A big part of this comes with the fact that when Apple is developing the processors, the customer for the same is Apple itself. Compare that to Intel and Qualcomm, where the customers are other device manufacturers, they have to support multiple customers, and with every customer having different needs, it becomes heavily expensive. That is one of the main reasons we can see Qualcomm has literally not been able to make watch chips, and it has taken a while for AMD to be able to fund GPUs that are competitive with Nvidia again.

Apple doesn’t have to care about making money on the chips when they have to focus more on making money on the entire device. That means they do not have to leave old technology on the shelves just to recoup as much as possible from those technologies (which Intel and Qualcomm have been doing for a long while; thus hurting the consumers in the long run).

What does it mean for the new users?

Seeing the performance that the A series has bought to the iPhone and iPad line-up, it wouldn’t be hard to think of SOCs designed for the new Macs to have better embedded graphics, Secure Enclaves, Neural Cores, Machine Learning accelerators, cryptographic accelerators, audio cores, Image Signal Processors, unified memory, display controllers, and Apple’s secret sauce for a long time – performance controllers.

Since now, there would be no need for separate T2 chips on Macs anymore, nor would there be a need to pay Intel an overhead, this would result in better, simpler, and much more value for money Macs in the future.

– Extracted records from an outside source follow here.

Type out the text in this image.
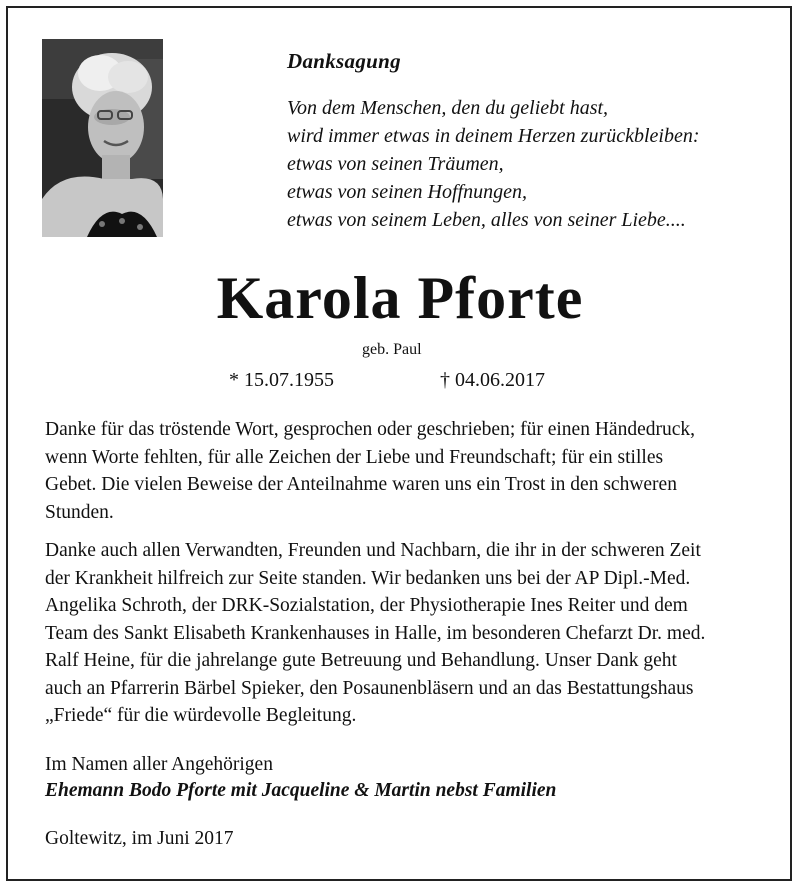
Danksagung
Von dem Menschen, den du geliebt hast,
wird immer etwas in deinem Herzen zurückbleiben:
etwas von seinen Träumen,
etwas von seinen Hoffnungen,
etwas von seinem Leben, alles von seiner Liebe....
Karola Pforte
geb. Paul
* 15.07.1955	† 04.06.2017
Danke für das tröstende Wort, gesprochen oder geschrieben; für einen Händedruck,
wenn Worte fehlten, für alle Zeichen der Liebe und Freundschaft; für ein stilles
Gebet. Die vielen Beweise der Anteilnahme waren uns ein Trost in den schweren
Stunden.
Danke auch allen Verwandten, Freunden und Nachbarn, die ihr in der schweren Zeit
der Krankheit hilfreich zur Seite standen. Wir bedanken uns bei der AP Dipl.-Med.
Angelika Schroth, der DRK-Sozialstation, der Physiotherapie Ines Reiter und dem
Team des Sankt Elisabeth Krankenhauses in Halle, im besonderen Chefarzt Dr. med.
Ralf Heine, für die jahrelange gute Betreuung und Behandlung. Unser Dank geht
auch an Pfarrerin Bärbel Spieker, den Posaunenbläsern und an das Bestattungshaus
„Friede“ für die würdevolle Begleitung.
Im Namen aller Angehörigen
Ehemann Bodo Pforte mit Jacqueline & Martin nebst Familien
Goltewitz, im Juni 2017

The performance already seems to be pretty well optimized considering the demos Craig and his team showed in WWDC. They showed Microsoft’s Office suite and Adobe Creative Cloud suite running completely native on the new architecture, and on an iPad chip, fluently. They even showed Apple’s first party software like Final Cut Pro X and Logic Pro X ready for the transition. And apart from that, they even demoed Maya, a high-end 3D software package and even a AAA Game title – Shadow of the Tomb Raider running fluently on a chip made for iPad. Extrapolating that to the future desktop and notebook chips on the same architecture only means wonders and performance galore.

The future of Apple is here, and with this, Intel has lost the only company that exclusively used their processors for their notebooks (considering brands like Dell, Asus, Acer, and HP have already moved their flagship performance notebooks over to AMD).